Christophe Dickès avait reçu au micro de Canal Académie Ernst Nolte (1923-2016), historien des idéologies plutôt que des idées. Tour d’horizon d’une carrière controversée mais non moins brillante.
Né à Witten (ouest), Ernst Nolte a longtemps enseigné à l’Université libre de Berlin. Parmi ses ouvrages les plus renommés figurent « le fascisme dans son époque » une analyse de la nature du fascisme grâce à laquelle il se fait connaître au début des années 60, et « La guerre civile européenne – national-socialisme et bolchevisme (1917-1945) », paru à la fin des années 80.
En 1963, Ernst Nolte, philosophe de formation, fait irruption dans le champ de l’histoire contemporaine en publiant un ouvrage monumental, Le Fascisme dans son époque. Il voit dans l’émergence du fascisme le fruit d’un enchaînement dialectique : une double réaction de type révolutionnaire face au système libéral et démocratique et, surtout, face au mouvement marxiste incarné à partir de novembre 1917 par la révolution bolchevique.

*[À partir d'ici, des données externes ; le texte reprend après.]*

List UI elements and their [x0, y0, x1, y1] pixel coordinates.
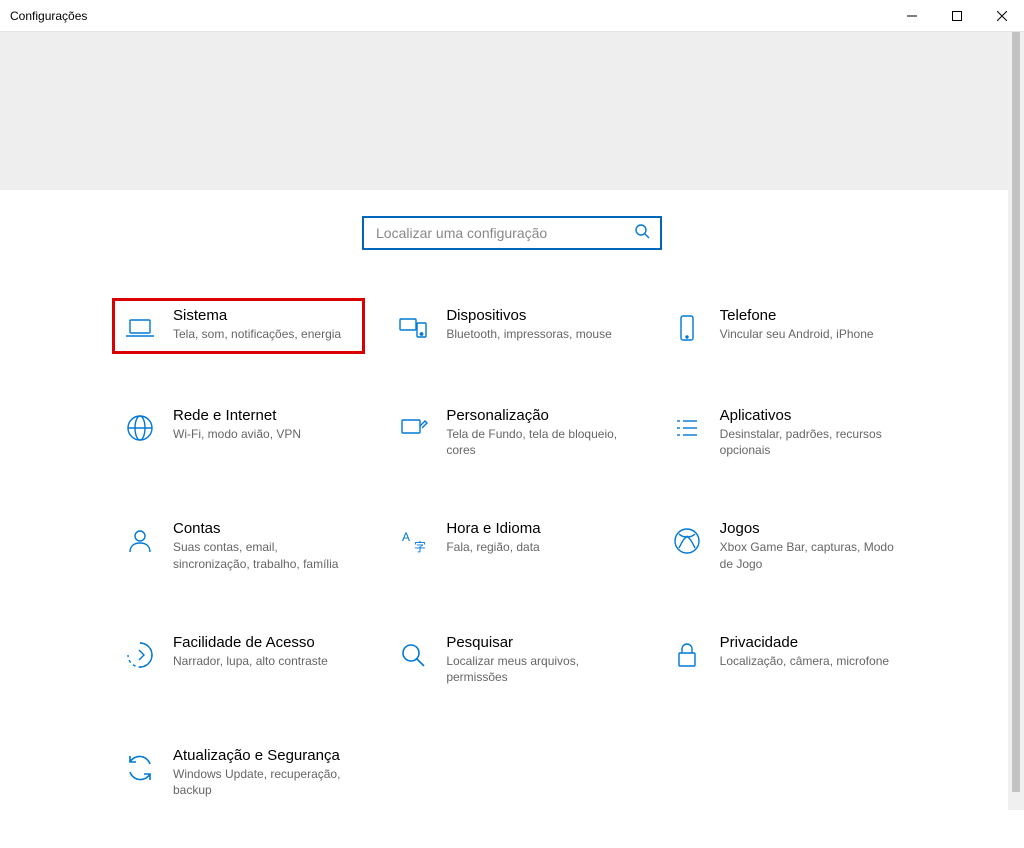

L’historien philosophe cherche à comprendre les deux phénomènes typiques du XXe siècle que sont le communisme et le fascisme. L’une des grandes originalités de sa démarche est l’attention qu’il porte à l’histoire des idéologies, ensembles d’idées qui traduisent des « émotions fondamentales » et peuvent mettre en mouvement des populations entières. Ces émotions fondamentales – peur, haine, mépris, colère, mais aussi enthousiasme, espoir, foi –, François Furet les nommait « passions » et a montré leur importance. Nolte n’est pas un historien des idées, mais des idéologies vécues par leurs adeptes comme des religions séculières se livrant à une surenchère permanente dans les promesses de bonheur.